At the Wordos table, we do a lot of critique, and it is common for folks who are new to do "safe" critiques and focus on manuscript mechanics: syntax, formatting, and grammar. These are fine things to focus on, especially if critiquing manuscripts is a new pastime or you don't want to offend an older author.  Folks with more experience will look at and focus on plot mechanics and plot logic holes. This works well for stories that follow the seven-point plot form, less so for stories breaking out of that mold.

To get back to Jane Yolen's "Touch Magic," what I want to address is a story's heart.  A story works well when the reader discovers an Ah-ha! moment or when one of the characters (and by extension the reader) makes a discovery. A story's heart is bound up with the moral or message the story brings to a reader. Yes:  moral -- a tricky word to navigate.

One of the subjects in "Touch Magic" is how the storyteller is telling a truth about themselves disguised as a truth about the world.  And so my list:  mystery BEGUILEMENT portents WONDER awe CONNECTION majesty SURPRISE.  When a story works well for me, it reasonates with my list.  It shows how a particular character, and by extension the reader, find their place in the world through the choices they make.  Rather than publicly critique another's work, I'll make something up --

High above the world, the snowflake began around a grain of dust.  The wind buffeted it high and low, and from a hexagonal plate six triangular arms grew.  Heavier now, the snowflake fluttered ground-ward.  It fell onto the black mitten of Nell.  She brought her hand close to her once-young eyes, squinted at the crystal and saw silver crowns.  Good, but she must know more.  With her free hand, she fumbled her glasses down her nose and peered over the lenses.  White birds' wings entwined in frozen branches.  Before she could look longer, the snowflake melted from the heat of her breath and hand.  Nell knew her daughter would marry the old lord.  But she had seen no bells or flowers, no natal stars.  She hurried home.

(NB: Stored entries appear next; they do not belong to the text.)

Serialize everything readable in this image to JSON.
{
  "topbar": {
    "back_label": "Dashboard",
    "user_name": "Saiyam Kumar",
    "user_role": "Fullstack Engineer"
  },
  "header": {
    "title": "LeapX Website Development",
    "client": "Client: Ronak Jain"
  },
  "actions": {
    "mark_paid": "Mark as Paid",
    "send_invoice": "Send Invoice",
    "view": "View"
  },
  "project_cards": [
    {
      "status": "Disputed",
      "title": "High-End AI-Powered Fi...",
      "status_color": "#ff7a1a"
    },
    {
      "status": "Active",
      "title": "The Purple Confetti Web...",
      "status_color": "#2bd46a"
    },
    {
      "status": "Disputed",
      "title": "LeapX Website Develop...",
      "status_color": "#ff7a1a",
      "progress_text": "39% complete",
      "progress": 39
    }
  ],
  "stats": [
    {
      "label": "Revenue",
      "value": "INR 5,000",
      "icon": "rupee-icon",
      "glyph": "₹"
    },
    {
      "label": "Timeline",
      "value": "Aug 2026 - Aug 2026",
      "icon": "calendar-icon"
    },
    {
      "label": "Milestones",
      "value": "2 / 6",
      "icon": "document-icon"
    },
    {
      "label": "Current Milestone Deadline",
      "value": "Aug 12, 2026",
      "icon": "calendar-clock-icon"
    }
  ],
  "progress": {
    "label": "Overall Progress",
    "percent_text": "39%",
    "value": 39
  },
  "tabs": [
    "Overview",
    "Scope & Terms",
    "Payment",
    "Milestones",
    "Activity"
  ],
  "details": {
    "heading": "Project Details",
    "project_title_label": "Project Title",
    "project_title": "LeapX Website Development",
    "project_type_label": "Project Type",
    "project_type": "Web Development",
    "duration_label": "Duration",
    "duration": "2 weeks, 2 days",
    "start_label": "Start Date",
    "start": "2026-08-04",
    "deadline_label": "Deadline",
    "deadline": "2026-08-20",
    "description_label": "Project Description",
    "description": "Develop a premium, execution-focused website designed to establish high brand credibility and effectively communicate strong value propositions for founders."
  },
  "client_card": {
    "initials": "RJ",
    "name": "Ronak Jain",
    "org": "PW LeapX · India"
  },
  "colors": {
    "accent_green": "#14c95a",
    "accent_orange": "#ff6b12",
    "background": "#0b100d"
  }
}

-- This is just a start.  I can hear the critiques now, "The tone was distant," or "I wanted to know more about the characters, especially Nell."  And I'm sure that I've done something wrong with commas.  But the story can go on because the mother has knowledge about her daughter's future; and what actions she takes to help or hinder her daughter's marriage will not only reveal Nell's character, but speak to mothers' hopes, the nature of fore-knowledge, mother-in-law relations, and how the act of looking at the future "melts" it.

Yes; this story might not resonate with everyone -- and what story could?  But  a story spun poorly from this fragment will speak only to gold-diggers.  Yes, most parents want their children to marry well and produce grandchildren -- but that's not a deep truth.  (Oh, I'm going to get into trouble for using the phrase "deep truth," but let me defend myself by pointing readers to various market's guidelines and lists of worn ideas and say that it's harder to produce a resonate story starting from the ideas in these lists of don'ts.)

A well-spun story has a greater chance of resonating with a wider audience -- of speaking their truths.  Speaking an audience's truth gives them a glimpse at a world map, one that has a "you are here" arrow on it -- a map that helps them to navigate morals.

When I critique, sure; I want the main character to solve their problems -- but I also  to be awed by the majesty of the world.  I want to be filled with wonder and beguiled by mystery.  I want to be surprised by portents.  And I especially want the story to say something about how the choices we make transform the connections between ourselves and the world. 

And... okay -- I'll admit it -- a little well-crafted, artfully done sex wouldn't be so bad.  Er -- sex scene.  Scene.  Written.  Quick!  Someone, give me a fade to black!